Chemical Processing reported earlier this year that suppliers are typically not subject to liability because transportation providers accept responsibility for ensuring the materials arrive at their destination safely, according to attorney Mark Steger, senior counsel with Clark Hill, who specializes in environmental law for corporate clients, including chemical regulations.
“It’s really the railroad’s liability; the railroad’s fault,” he said at the time. The only exception would be if the chemical suppliers were grossly negligent in some way, he added.

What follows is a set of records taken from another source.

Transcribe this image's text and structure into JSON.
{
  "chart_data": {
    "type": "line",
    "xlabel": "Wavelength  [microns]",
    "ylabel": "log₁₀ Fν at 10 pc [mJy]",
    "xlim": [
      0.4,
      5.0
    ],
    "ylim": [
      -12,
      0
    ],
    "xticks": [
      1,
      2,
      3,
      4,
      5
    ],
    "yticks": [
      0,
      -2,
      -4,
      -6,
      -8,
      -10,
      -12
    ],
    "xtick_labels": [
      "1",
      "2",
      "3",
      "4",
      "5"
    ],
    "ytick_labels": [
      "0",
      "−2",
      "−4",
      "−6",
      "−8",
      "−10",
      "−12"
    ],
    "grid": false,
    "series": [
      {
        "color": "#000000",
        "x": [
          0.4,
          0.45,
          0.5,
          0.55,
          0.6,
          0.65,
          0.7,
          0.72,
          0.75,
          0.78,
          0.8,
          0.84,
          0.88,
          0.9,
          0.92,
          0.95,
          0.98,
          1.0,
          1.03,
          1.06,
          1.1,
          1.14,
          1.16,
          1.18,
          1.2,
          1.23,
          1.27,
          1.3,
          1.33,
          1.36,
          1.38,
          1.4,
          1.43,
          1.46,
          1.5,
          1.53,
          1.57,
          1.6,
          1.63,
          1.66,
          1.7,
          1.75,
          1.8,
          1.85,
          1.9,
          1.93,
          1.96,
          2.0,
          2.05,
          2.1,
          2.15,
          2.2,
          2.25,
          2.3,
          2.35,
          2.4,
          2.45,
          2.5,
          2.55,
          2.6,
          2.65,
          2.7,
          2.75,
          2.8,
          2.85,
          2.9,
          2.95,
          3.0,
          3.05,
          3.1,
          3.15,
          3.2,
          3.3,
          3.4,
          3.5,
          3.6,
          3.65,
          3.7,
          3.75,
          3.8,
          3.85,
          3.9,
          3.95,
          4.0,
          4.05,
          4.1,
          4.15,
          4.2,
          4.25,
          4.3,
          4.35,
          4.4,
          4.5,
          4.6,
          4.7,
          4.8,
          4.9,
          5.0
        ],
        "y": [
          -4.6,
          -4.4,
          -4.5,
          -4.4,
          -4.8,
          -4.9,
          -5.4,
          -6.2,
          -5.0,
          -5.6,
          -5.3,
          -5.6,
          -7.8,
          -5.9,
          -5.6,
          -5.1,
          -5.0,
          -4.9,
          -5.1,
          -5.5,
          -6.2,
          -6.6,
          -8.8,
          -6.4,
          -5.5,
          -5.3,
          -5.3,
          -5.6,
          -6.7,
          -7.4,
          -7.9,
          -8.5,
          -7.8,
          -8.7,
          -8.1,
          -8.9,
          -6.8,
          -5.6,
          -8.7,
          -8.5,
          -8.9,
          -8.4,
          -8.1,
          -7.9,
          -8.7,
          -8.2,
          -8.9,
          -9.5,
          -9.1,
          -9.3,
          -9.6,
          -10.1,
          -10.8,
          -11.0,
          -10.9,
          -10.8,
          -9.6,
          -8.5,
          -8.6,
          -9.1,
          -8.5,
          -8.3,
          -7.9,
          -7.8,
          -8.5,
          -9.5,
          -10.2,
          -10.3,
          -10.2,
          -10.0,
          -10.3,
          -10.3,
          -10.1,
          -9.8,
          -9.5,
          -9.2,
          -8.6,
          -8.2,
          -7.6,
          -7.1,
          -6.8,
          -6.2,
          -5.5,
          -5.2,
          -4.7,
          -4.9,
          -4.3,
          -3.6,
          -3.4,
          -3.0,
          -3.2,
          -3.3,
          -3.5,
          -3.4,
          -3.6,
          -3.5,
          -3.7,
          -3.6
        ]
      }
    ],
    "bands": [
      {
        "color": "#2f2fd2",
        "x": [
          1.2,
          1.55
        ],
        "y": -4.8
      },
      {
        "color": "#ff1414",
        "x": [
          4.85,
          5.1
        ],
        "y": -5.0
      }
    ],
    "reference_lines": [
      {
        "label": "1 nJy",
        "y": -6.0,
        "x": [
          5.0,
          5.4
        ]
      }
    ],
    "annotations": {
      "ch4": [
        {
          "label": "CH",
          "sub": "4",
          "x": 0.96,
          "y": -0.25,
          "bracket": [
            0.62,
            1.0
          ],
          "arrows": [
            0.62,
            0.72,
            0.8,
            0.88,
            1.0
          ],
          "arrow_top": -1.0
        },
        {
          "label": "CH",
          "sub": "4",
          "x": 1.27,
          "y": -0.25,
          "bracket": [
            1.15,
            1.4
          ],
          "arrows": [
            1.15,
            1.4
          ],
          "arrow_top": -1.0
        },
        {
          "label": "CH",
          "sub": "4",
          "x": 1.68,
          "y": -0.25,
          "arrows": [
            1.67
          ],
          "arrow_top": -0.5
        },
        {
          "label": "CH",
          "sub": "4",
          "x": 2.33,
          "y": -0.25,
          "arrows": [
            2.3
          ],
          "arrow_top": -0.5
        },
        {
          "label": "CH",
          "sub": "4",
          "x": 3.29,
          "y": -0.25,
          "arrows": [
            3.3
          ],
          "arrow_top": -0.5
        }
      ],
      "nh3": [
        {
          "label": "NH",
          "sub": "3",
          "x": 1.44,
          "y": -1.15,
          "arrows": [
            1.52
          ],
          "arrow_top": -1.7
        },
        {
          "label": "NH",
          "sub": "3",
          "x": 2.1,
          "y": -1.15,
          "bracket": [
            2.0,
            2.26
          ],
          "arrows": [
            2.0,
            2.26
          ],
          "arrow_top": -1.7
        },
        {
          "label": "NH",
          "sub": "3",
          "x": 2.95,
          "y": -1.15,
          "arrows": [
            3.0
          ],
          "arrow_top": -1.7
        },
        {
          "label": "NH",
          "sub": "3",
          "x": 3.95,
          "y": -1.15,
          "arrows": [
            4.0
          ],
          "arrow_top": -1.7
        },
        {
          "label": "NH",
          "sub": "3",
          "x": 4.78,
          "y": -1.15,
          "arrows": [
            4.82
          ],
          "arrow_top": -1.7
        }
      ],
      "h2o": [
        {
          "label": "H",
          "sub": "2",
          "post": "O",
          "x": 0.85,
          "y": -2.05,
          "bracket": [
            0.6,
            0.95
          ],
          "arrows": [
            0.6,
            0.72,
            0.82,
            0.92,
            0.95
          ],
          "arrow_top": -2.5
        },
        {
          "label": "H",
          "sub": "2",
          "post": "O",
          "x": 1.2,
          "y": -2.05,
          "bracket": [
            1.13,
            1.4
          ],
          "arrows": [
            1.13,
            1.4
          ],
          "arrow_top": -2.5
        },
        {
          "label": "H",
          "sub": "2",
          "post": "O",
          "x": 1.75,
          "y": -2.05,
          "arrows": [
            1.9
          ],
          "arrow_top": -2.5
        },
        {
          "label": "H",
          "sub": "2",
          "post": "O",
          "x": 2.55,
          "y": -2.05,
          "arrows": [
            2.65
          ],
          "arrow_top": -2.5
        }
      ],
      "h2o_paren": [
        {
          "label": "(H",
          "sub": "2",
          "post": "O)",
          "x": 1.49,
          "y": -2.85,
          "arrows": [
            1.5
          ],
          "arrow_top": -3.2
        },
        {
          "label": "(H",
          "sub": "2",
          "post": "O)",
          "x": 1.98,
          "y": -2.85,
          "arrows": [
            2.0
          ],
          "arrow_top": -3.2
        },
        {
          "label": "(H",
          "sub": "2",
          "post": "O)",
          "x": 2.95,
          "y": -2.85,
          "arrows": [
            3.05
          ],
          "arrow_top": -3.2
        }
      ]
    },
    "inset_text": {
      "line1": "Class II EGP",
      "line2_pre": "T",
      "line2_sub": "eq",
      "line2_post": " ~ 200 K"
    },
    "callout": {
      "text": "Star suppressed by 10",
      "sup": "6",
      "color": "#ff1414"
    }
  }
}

Regarding this recent filing, Steger said the lawsuit is not surprising. "As to whether [Norfolk Southern] has a case, the devil in the details," he commented via email. "Tough to say without technical information on the causes(s) of the derailment and information on the contractual relationship between the various parties. Moreover, their insurers will have to evaluate the case as well and may want to simply resolve any liability before trial to avoid the expense/adverse ruling that could result in more financial exposure."
According to an AP article, the problem Norfolk Southern identified with one of the cars is that it sat idle for more than a year and a half in 2017 and 2018 and again for more than six months in 2018 and 2019. The manufacturer said railcars need to be moved at least one car length every six months to keep the grease on the bearings from degrading.
“Norfolk Southern’s lawsuit is a meritless disinformation campaign masquerading as a legal filing,” Oxy Vinyls spokeswoman Celina Cardenas said in the AP article. “Norfolk Southern’s recommendation to simultaneously detonate the railcars containing our product — contrary to the available information about the railcars’ condition or the product properties — appears to have been needlessly rushed to prioritize Norfolk Southern’s rail line operations.”
Chemical Processing previously reached out to Oxy Vinyls to confirm that the company had shipped a portion of the vinyl chloride that was on board the train that derailed but Cardenas declined to comment, saying "we have nothing to offer."